The crazy ripple I mentioned was present on pins 4,5 & 7 of U139 as I had previously seen with my DMM.
I used freeze spray on U139 and that did seem to settle the ripple allot.
However since it is a densely populated board it could be another nearby component, or something on the underside...
I never got rid of the ripple completely though so in the end I started looking for a PCB crack or bad soldered component.
But touching everything on the top of the PCB had no effect, so I flipped the PCB over again.
As I mentioned in my OP and reply #1 the last time I did I had stable reference voltage once, but not this time.
I looked around the back for something that would affect the ripple but nothing did, and I was about to give up.
Then suddenly the ripple disappeared and the meter was able to autorange fine.
For example before if I measured a 9V battery it could not autorange to the 10v range, but I could select it manually.
But before the reading was so unstable due to the ripple that the meter could show basically any random voltage value.
Now it was dead on, only effected by the tempco of the battery itself.
I measured a 2.5v voltage reference and it came up a little low but still very good at 2.49985v
At this stage I figured I would have the same experience as in my OP: that is after powering off and on the device it would fail.
But it did not, so I put the board back into the case, and still it worked.
So I thought ok, I will leave it and come back tomorrow because I had noticed quite large differences before related to the temperature of the instrument.
But to my surprise today it powered on fine again, I also noticed that the reference voltage appeared instantly.
I wrote in my reply #12 that with the 18K resistor in series with R315 the reference voltage appeared instantly.
But after that reply I noticed that if I let the device cool down completely over an hour it would take 10 to 15 seconds for the reference voltage to come up.

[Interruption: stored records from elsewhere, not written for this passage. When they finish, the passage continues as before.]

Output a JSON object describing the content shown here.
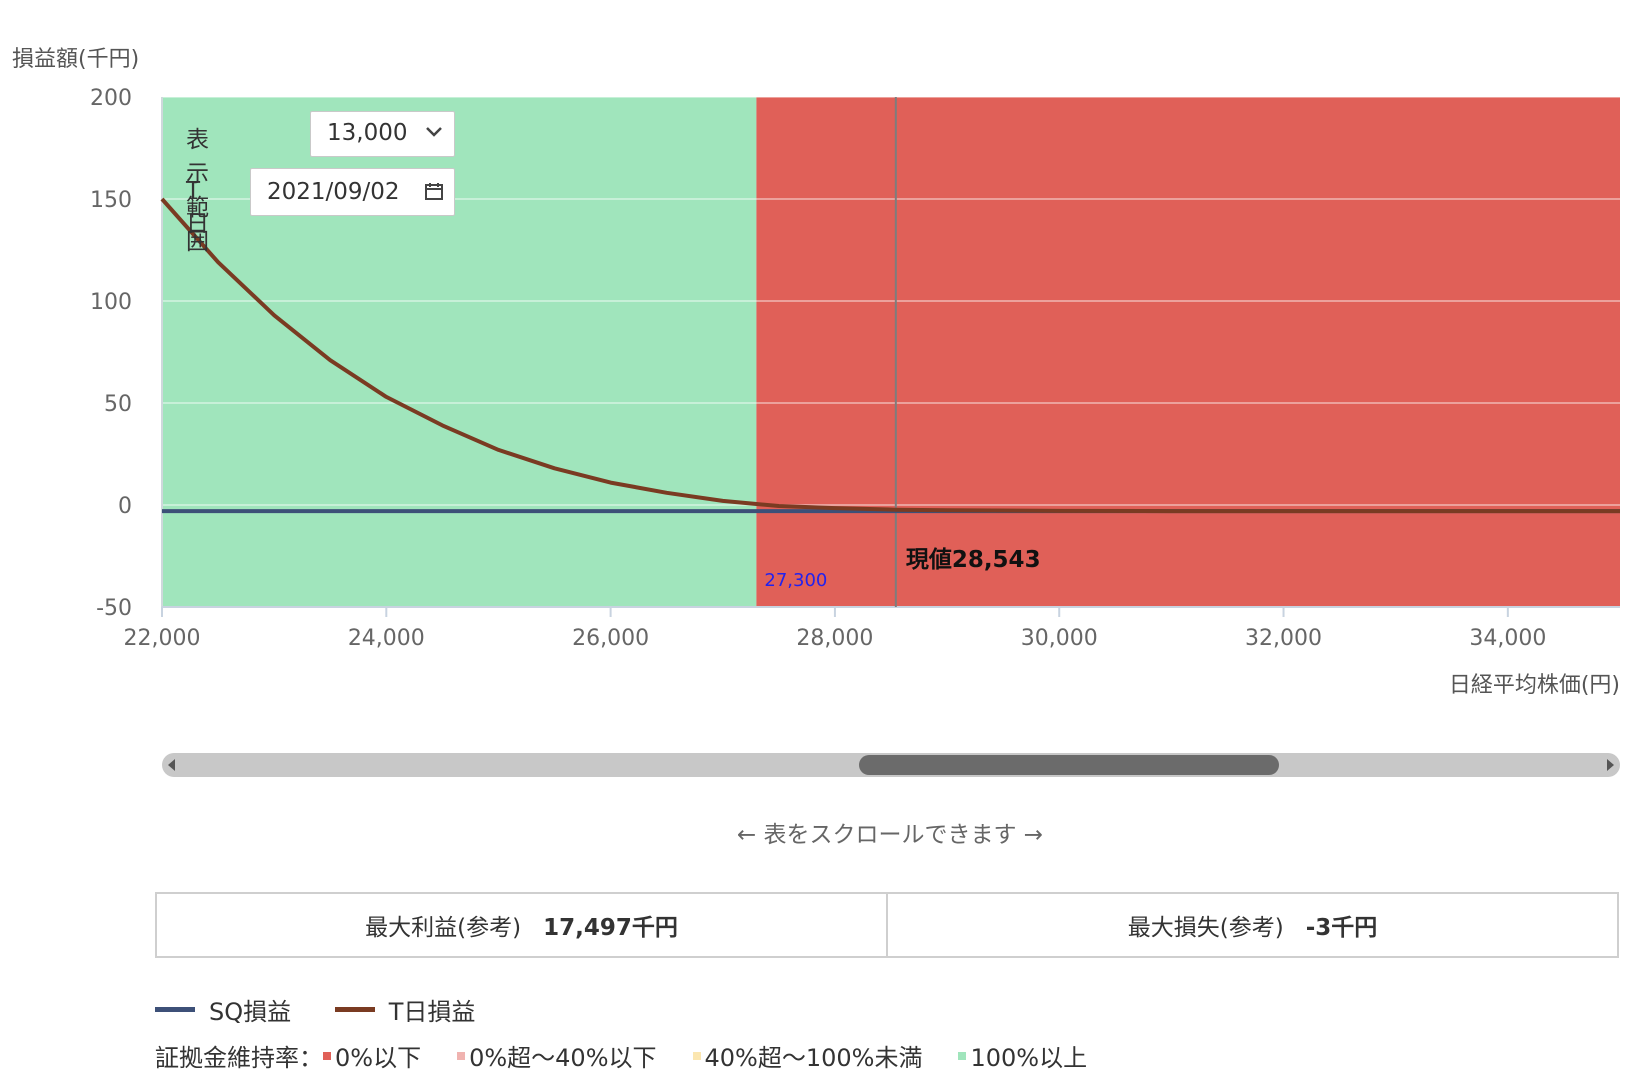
{
  "chart_data": {
    "type": "line",
    "title": "",
    "ylabel": "損益額(千円)",
    "xlabel": "日経平均株価(円)",
    "xlim": [
      22000,
      35000
    ],
    "ylim": [
      -50,
      200
    ],
    "x_ticks": [
      "22,000",
      "24,000",
      "26,000",
      "28,000",
      "30,000",
      "32,000",
      "34,000"
    ],
    "x_tick_values": [
      22000,
      24000,
      26000,
      28000,
      30000,
      32000,
      34000
    ],
    "y_ticks": [
      "200",
      "150",
      "100",
      "50",
      "0",
      "-50"
    ],
    "y_tick_values": [
      200,
      150,
      100,
      50,
      0,
      -50
    ],
    "grid": true,
    "zones": [
      {
        "from": 22000,
        "to": 27300,
        "color": "#a0e5bc",
        "category": "100%以上"
      },
      {
        "from": 27300,
        "to": 35000,
        "color": "#e06058",
        "category": "0%以下"
      }
    ],
    "threshold": {
      "x": 27300,
      "label": "27,300",
      "color": "#2222ee"
    },
    "current": {
      "x": 28543,
      "label": "現値28,543"
    },
    "series": [
      {
        "name": "SQ損益",
        "color": "#3d5078",
        "x": [
          22000,
          35000
        ],
        "y": [
          -3,
          -3
        ]
      },
      {
        "name": "T日損益",
        "color": "#7a3b22",
        "x": [
          22000,
          22500,
          23000,
          23500,
          24000,
          24500,
          25000,
          25500,
          26000,
          26500,
          27000,
          27300,
          27500,
          28000,
          28543,
          29000,
          30000,
          31000,
          32000,
          33000,
          34000,
          35000
        ],
        "y": [
          150,
          119,
          93,
          71,
          53,
          39,
          27,
          18,
          11,
          6,
          2,
          0.5,
          -0.5,
          -1.5,
          -2.3,
          -2.6,
          -2.9,
          -3,
          -3,
          -3,
          -3,
          -3
        ]
      }
    ]
  },
  "controls": {
    "range_label": "表示範囲",
    "range_value": "13,000",
    "date_label": "T日",
    "date_value": "2021/09/02"
  },
  "scroll_hint": "← 表をスクロールできます →",
  "summary": {
    "max_profit_label": "最大利益(参考)",
    "max_profit_value": "17,497千円",
    "max_loss_label": "最大損失(参考)",
    "max_loss_value": "-3千円"
  },
  "legend": {
    "sq_label": "SQ損益",
    "sq_color": "#3d5078",
    "t_label": "T日損益",
    "t_color": "#7a3b22"
  },
  "margin_legend": {
    "title": "証拠金維持率：",
    "items": [
      {
        "label": "0%以下",
        "color": "#e06058"
      },
      {
        "label": "0%超〜40%以下",
        "color": "#f0b3b0"
      },
      {
        "label": "40%超〜100%未満",
        "color": "#fbe6b0"
      },
      {
        "label": "100%以上",
        "color": "#a0e5bc"
      }
    ]
  }
}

So I desoldered the 18K parallel resistor I had added to R315 and the reference voltage still came up instantly!
And now my 2.5v reference measured dead on 2.50000v, which could be just a coincidence since it is a €20 eBay AD584-M, but still!
Finally I initiated a selftest and it passed all of the tests without errors!
TLDR: So with my now out of the blue working meter I am not sure I want to be happy or not, since the cause was never found.
But I added some scope shots below &
put up a video showing the issue with the crazy ripple which is now gone after the work above.
After this there is still a pretty crazy waveform at pin 3 of Q129 & Q130 (the unregulated 20v input, infact this ripple did not change)
But this ripple does not exist in other places of the unit, for example at R168 it is the expected sawtooth waveform.
You can see in my previous reply when VR109 was dead how the ripple then was present there too, but now it is a perfect sawtooth at R168
I guess this is why Q129/VR112 & Q130/VR113 gets so hot...
I need to replace VR109 because my THT replacement looks very ugly and is also unable to create a perfect stable voltage: there is some AC ripple let through.
I'm actually contemplating replacing R168 270Ω with a 1KΩ resistor because I do not understand why it needs to be that low, it creates allot of heat in the zener!